Mind you, I think it should be illegal to surf the internet while driving.  It's distracting.  It can cause you to kill someone.  I'd be in favor of such a law.  Just as I think that texting while driving should be both illegal as well as seriously enforced in every state.

But in light of both the structure and legislative history of California's statutes, I'm just not sure that our laws in fact do so.  So when the Appellate Division says that concerns about the statute are properly directed to the Legislature, I think that argument may actually go the other way.  The Legislature should be persuaded to pass a statute that clearly outlaws surfing while driving.  Rather than having the courts interpret an unclear law that the Legislature thought did not cover the practice so that it does.

One final point.  The driver here was using his smartphone to look at a map that he had pulled up on the internet (e.g., MapQuest, Google maps, etc.).  Does anyone else find that ironic?  In the old days, the guy would have pulled out a huge paper map -- potentially blocking his view -- and been fine.  But while he can still look at a paper map, under the Appellate Division's view, if he looks at the same map on the screen of his smart phone, that's suddenly a violation.  Weird, eh?  Hardly makes sense.

Given the dangers of distracted driving, personally, I'd be more than happy for both of these map-viewing preferences to be made illegal.  Particularly since, in the modern era, lots of smartphones allow "hands-free" map functions; i.e., verbal turn-by-turn directions.  But it just seems bizarre to interpret a statute to prohibit only viewing computer-generated maps but not paper maps.  Particularly when, as here, there's ample reason to believe that that's not what the Legislature actually did.

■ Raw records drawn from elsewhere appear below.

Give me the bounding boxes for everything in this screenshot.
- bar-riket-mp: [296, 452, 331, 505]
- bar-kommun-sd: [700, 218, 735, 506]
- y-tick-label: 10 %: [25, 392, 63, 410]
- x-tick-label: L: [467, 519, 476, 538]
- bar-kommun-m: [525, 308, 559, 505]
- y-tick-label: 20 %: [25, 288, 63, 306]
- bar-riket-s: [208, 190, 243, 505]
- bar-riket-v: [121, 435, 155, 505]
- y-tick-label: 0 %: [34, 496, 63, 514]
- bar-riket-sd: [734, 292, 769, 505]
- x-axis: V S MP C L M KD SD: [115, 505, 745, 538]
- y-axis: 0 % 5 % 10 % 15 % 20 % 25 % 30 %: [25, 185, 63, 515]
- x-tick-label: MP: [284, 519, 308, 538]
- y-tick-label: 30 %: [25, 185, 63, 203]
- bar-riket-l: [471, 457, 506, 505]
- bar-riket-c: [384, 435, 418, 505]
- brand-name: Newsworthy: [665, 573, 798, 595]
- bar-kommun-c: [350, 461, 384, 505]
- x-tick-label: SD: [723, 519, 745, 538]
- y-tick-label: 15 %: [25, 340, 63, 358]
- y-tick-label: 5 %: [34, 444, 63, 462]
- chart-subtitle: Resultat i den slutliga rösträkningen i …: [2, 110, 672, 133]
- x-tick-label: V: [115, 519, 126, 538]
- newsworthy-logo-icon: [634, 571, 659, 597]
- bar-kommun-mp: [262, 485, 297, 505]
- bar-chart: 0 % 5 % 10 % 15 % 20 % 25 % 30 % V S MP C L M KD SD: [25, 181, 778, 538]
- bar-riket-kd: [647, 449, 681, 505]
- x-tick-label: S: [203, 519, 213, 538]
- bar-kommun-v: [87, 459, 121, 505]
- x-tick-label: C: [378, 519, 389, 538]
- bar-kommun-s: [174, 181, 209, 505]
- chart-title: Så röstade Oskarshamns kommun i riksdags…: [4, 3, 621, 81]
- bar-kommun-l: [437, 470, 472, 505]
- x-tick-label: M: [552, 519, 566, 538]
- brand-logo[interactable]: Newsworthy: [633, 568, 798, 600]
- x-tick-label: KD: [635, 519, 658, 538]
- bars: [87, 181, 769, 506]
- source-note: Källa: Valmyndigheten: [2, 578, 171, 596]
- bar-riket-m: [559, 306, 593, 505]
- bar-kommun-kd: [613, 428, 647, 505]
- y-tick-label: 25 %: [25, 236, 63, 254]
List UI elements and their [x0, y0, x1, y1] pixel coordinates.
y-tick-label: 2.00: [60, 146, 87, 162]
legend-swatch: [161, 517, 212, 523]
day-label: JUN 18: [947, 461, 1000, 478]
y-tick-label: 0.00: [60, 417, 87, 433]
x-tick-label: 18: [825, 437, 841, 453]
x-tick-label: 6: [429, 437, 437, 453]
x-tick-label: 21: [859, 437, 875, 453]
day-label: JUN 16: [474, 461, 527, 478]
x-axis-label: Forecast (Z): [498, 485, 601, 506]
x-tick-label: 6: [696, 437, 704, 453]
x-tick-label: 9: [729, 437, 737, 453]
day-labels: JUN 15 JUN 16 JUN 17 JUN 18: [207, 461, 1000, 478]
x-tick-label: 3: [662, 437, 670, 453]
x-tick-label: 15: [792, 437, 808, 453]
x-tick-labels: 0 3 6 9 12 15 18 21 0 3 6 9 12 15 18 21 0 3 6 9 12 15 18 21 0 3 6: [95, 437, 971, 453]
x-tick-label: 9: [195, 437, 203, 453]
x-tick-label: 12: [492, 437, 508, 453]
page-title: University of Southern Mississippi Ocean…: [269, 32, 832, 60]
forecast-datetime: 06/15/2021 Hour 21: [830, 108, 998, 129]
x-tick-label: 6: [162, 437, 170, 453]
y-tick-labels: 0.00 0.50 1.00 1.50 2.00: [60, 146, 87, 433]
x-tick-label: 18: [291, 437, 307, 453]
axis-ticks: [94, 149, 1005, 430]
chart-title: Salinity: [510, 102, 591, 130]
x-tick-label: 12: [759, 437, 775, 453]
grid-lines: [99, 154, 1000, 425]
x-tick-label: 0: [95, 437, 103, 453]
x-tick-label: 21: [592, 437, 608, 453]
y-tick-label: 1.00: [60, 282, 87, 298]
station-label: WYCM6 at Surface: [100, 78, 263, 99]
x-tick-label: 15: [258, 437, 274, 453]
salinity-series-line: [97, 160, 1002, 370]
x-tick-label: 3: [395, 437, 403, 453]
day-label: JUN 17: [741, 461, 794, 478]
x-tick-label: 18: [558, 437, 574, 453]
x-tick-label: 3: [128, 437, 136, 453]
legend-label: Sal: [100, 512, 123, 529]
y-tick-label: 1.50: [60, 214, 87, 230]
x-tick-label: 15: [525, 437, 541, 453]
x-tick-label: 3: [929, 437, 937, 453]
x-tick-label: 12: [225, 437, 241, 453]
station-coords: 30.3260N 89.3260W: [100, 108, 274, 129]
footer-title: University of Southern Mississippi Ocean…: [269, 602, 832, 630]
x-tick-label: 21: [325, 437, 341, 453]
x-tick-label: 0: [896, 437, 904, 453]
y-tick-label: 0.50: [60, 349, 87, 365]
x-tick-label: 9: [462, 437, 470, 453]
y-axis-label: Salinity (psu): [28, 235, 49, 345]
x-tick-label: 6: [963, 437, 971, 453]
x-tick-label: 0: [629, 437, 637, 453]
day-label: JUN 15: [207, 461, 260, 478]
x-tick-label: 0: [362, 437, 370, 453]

But fair warning:  The Appellate Division thinks they did.  And that's presumably how police officers will be instructed as well.  So you can get a ticket when you use your cellphone to surf the internet or look at a map while driving.

Consider yourself warned.

P.S. - Coincidentally, my next act will be for me to get out my smartphone and boot up driving directions from San Diego to L.A. for this, and hope that traffic doesn't make me late.   But fear not.  It's hands-free.  (Though only because my wife will be reading the directions for me.)